Hackers breached the pc networks of Broward Well being in October and should have accessed private and monetary data on greater than 1.3 million sufferers and employees.
The southeast Florida well being system, which operates greater than 30 healthcare places in Broward County, disclosed it was hit with a cyberattack on Oct. 15, 2021, when an intruder gained unauthorized entry to the hospital’s community and affected person knowledge by means of a third-party medical supplier, in accordance with a assertion posted to the well being system’s web site Saturday.
The well being system mentioned it found the intrusion 4 days later, on Oct. 19, and contained the incident, then notified the FBI and the Division of Justice (DOJ).
Broward Well being mentioned it waited months to inform victims and make the breach public as a result of the DOJ advised them to carry off on sending out breach notification letters to protect an ongoing regulation enforcement investigation, the well being system mentioned.
The well being system additionally instantly required a password reset for all staff and engaged an impartial cybersecurity agency to conduct an investigation. Broward Well being engaged an skilled knowledge evaluate specialist to conduct an in depth evaluation of the information to find out what was impacted, which decided some affected person and worker private data could have been impacted.

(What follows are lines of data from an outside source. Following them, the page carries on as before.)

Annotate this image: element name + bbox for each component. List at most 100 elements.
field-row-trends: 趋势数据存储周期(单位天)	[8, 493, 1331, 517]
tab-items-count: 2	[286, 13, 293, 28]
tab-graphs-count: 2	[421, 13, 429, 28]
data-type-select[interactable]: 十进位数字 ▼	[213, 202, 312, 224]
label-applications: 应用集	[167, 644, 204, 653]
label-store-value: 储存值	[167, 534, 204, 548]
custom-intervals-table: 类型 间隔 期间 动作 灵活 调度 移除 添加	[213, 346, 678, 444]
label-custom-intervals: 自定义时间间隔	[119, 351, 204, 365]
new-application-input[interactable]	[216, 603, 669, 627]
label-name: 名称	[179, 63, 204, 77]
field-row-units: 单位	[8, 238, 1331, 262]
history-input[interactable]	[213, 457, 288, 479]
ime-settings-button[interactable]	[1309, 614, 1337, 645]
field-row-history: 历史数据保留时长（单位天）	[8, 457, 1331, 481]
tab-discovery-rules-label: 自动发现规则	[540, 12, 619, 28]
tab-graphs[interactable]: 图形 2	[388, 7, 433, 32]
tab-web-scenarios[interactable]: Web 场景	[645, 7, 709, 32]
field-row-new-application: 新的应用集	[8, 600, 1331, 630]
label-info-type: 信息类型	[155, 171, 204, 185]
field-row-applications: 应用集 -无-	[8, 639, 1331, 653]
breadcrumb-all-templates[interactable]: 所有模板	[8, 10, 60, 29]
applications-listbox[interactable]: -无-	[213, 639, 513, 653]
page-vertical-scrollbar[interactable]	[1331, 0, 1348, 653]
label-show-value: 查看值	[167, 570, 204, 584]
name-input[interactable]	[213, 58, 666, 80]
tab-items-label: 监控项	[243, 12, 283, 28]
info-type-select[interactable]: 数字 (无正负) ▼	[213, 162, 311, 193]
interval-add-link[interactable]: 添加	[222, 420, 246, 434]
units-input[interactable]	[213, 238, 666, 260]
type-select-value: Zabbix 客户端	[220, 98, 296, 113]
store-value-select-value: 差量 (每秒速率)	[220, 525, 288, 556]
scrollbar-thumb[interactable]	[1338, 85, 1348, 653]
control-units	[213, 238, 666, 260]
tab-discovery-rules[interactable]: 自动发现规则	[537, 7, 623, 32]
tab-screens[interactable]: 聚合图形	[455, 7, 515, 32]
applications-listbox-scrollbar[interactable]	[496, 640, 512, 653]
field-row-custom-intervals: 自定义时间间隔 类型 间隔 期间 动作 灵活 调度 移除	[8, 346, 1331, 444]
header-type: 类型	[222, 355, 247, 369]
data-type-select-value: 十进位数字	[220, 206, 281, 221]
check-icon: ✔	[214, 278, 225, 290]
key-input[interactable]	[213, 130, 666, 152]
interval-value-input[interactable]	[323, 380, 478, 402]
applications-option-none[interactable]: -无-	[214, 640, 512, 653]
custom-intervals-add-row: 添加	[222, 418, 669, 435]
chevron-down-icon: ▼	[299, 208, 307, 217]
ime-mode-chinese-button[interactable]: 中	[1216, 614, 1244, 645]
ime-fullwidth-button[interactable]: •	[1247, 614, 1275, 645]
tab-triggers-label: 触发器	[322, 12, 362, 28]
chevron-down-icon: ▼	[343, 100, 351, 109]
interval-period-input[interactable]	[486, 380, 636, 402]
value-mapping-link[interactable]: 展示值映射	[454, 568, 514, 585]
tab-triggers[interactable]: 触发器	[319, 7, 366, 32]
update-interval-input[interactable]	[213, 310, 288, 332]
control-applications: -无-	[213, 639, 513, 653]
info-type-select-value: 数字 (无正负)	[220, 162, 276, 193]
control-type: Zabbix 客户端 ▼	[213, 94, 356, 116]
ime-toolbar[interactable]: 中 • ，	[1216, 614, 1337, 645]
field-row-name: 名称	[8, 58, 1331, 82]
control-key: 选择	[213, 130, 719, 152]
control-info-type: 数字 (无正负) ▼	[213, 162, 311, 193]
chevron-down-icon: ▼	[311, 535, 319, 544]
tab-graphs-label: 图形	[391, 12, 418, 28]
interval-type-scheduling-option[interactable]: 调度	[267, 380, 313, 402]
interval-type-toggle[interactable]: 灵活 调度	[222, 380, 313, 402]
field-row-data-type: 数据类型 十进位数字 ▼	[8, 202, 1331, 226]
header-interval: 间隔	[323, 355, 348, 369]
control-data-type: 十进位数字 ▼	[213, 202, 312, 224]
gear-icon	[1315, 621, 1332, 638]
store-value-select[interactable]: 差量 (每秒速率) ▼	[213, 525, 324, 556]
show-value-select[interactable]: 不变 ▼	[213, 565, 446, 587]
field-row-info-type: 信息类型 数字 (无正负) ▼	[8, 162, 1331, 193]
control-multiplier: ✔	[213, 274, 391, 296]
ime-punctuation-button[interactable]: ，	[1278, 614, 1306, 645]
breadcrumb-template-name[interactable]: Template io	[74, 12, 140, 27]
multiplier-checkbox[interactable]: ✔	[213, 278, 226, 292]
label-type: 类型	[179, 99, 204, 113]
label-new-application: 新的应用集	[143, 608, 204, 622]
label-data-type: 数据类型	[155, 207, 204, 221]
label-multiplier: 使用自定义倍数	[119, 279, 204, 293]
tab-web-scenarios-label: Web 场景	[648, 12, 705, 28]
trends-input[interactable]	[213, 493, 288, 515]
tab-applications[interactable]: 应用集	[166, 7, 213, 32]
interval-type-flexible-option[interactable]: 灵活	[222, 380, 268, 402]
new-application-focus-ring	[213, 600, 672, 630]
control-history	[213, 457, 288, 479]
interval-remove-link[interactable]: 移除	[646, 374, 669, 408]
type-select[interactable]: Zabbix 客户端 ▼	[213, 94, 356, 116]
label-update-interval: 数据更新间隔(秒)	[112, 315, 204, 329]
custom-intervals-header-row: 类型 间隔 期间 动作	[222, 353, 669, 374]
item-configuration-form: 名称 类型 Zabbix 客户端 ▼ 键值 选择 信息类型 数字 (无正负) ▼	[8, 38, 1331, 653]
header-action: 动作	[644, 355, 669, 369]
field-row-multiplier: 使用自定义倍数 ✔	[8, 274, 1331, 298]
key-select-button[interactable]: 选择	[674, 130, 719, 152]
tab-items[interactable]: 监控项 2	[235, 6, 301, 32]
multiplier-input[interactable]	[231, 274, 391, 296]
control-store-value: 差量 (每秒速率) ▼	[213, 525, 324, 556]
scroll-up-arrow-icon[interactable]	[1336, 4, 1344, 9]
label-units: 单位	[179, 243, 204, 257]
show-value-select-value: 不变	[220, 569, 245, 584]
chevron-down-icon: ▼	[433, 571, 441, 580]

The hackers accessed names, birthdays, addresses, banking data, Social Safety numbers, drivers’ license numbers, affected person histories and remedy and analysis data, amongst different data, in accordance with the well being system.
The hospital system didn’t say how many individuals have been concerned, however a submission to the Maine lawyer basic’s workplace states that 1,357,879 folks have been affected.
The data was faraway from the hospital’s system, “nevertheless, there isn’t a proof the data was really misused,” the well being system mentioned in its assertion.
The incident didn’t seem to contain ransomware. Broward Well being spokesperson Jennifer Smith advised CNN in an electronic mail that the hackers didn’t make any ransom demand and that no ransom was paid.
“Affected person care was not disrupted or impacted at any time throughout or following this incident,” Smith mentioned, in accordance with CNN’s reporting.
The hospital is providing 24 months of id theft safety providers for sufferers impacted by the breach.
Broward Well being additionally mentioned it has applied multifactor authentication for all customers of its methods and “minimum-security necessities for gadgets not managed by Broward Well being Data Know-how with entry to its community.”
The breach incident is the newest of a rising variety of cyberattacks towards healthcare organizations in the course of the COVID-19 pandemic.
A latest cyberattack on Deliberate Parenthood’s Los Angeles department uncovered the non-public data of about 400,000 sufferers. Between Oct. 9 and Oct. 17, a hacker infiltrated the reproductive well being care middle’s community and stole recordsdata together with affected person data like names and insurance coverage particulars together with medical data together with diagnoses and procedures undergone by the sufferers.